Tuesday, September 2nd, 2014, was a special day in the life of the Benedictine community of Quarr Abbey on the Isle of Wight. After ten years of, often, laborious work, the Heritage Lottery funded development project was brought to completion with the solemn blessing of the new Visitors Centre by the Right Reverend Philip Egan, Bishop of Portsmouth. A festive meal followed the ceremony but to conclude a day of celebration, Dom Xavier Perrin, Prior of our community had invited the Schola Gregoriana of Cambridge to provide a concert of sacred music. The monasteries of Medieval Europe were places where sacred music found an early home and a concert was to express something of the spiritual vitality and creativity which lies at the heart of every monastery and its mission.

In his introduction to the concert, Fr Prior spoke of the monastery as a place of historic continuity, where past, present and future work together in harmony. He went on to argue that the monastery is therefore a place of identity, because it is through memory of the past experiences of the human heart that it is possible to build a truly human culture. And this is built in confidence because God is at the centre of monastic life. “Where God is in the centre, man is not diminished, man flourishes.”

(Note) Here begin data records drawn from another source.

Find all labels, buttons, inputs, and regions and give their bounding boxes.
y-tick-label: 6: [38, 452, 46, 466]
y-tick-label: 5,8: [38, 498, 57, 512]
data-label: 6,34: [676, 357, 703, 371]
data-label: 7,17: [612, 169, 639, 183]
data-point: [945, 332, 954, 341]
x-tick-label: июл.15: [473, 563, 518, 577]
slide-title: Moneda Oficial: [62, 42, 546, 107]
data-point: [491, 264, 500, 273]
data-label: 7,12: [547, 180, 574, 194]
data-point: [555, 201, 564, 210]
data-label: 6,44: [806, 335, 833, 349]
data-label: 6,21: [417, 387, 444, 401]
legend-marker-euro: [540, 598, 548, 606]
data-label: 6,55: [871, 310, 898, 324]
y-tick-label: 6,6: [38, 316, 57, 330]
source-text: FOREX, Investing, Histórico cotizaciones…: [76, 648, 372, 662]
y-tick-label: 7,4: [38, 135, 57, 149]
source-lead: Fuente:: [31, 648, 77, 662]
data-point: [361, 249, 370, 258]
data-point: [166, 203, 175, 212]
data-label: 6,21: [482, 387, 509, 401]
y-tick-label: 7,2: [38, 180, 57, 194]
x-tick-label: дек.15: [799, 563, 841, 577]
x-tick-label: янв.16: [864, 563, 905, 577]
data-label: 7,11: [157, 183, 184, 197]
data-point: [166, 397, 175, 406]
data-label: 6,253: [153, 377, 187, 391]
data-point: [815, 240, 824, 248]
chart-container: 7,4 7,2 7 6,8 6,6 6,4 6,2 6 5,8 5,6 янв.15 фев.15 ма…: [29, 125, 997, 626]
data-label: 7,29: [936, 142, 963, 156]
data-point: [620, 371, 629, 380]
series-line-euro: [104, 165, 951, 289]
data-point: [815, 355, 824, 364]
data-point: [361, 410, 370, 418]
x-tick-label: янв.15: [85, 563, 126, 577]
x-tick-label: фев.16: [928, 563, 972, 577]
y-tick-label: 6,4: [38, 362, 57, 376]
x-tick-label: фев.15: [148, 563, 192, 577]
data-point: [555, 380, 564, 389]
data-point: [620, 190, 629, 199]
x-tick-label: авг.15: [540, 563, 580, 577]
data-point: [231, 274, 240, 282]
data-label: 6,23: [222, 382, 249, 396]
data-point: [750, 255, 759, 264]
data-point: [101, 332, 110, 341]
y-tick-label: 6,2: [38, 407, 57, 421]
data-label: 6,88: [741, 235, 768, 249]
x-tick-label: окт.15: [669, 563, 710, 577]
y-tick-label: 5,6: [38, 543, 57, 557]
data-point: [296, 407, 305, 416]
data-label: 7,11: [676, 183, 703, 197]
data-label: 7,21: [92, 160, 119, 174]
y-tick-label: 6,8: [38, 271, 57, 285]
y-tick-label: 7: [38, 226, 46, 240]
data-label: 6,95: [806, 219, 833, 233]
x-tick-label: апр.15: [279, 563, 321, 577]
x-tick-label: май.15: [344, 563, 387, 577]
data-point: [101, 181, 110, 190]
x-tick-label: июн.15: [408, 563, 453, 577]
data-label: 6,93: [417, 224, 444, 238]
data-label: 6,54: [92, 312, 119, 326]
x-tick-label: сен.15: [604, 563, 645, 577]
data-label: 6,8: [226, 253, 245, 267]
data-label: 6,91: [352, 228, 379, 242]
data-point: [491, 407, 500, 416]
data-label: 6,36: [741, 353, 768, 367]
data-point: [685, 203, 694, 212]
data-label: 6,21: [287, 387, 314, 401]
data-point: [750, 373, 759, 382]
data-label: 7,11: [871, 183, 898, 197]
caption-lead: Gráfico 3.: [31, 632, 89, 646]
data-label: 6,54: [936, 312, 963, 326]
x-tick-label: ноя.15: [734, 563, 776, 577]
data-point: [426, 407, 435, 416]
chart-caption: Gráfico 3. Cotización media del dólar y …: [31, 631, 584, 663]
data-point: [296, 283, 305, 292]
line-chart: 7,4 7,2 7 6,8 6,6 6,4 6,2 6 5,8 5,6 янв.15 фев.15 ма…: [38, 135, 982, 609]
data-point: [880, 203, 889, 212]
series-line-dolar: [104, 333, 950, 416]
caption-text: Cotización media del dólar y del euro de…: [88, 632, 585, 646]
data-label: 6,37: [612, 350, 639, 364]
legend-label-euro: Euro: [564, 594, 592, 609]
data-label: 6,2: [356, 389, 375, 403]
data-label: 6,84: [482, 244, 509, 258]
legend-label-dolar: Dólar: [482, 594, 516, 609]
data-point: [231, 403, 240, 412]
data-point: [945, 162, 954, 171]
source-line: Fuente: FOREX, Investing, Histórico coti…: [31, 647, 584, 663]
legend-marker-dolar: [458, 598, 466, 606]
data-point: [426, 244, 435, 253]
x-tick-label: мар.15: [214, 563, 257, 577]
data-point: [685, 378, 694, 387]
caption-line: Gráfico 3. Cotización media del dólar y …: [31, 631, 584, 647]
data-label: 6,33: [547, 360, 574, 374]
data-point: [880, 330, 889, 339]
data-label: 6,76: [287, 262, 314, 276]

Christopher Hodkinson, the Director of the Schola Gregoriana, came with eight of his cantors to Quarr: Sopranos, Jessica Gillingwater and Alison Summers; Altos, Sally Dunkley and Nicola Beckley;Tenors, Stephen Lawrence and Philip Duffy, and Basses, Charles Pott and Peter Wilton.They entranced us all with a warm and full sound which filled the large building with ease. And they provided a varied and very well ordered programme of music. The simplest of tones, taken from the medieval Lectionary was complimented by the most complex of polyphonic harmonies from Mouton and Tallis. The programme was inspired “by the various identities of Quarr over the centuries:Cistercian and Benedictine;French and English, yet always Roman.” And because the Abbey of Quarr has always been dedicated to Mary, the Mother of God, Our Lady of Quarr, the concert was given a Marian theme.

It was intriguing to hear the well known Marian antiphon, the Salve Regina, sung in the solemn tone of the Cistercian tradition. It was so reminiscent of, and yet so obviously unlike the older Benedictine melody which we still sing on Sundays and Feastdays at Quarr. It was a reminder of how rich and varied the Gregorian tradition of music was; a rampant growth of artistic sensibility sprouting new forms all over Europe throughout the Middle Ages.

The concert concluded with what was in every way a big piece. Thomas Tallis’ Motet “Gaude gloriosa Dei Mater” needs time and requires eight voices, all interweaving in a bewilderingly complex way to construct a great edifice of sound. The voices interact like the different instruments of a symphony orchestra- and I almost forgot they were voices- creating a unified, but varied tissue of melodic lines, a veil of heavenly mysteries. Was this an early work of Tallis, or was it written during the Catholic revival of Mary Tudor’s reign? Whenever it was written, it bore eloquent testimony to the conviction of Fr Prior that “Where Christ is present, God and Humankind create together Peace, Harmony and Beauty.”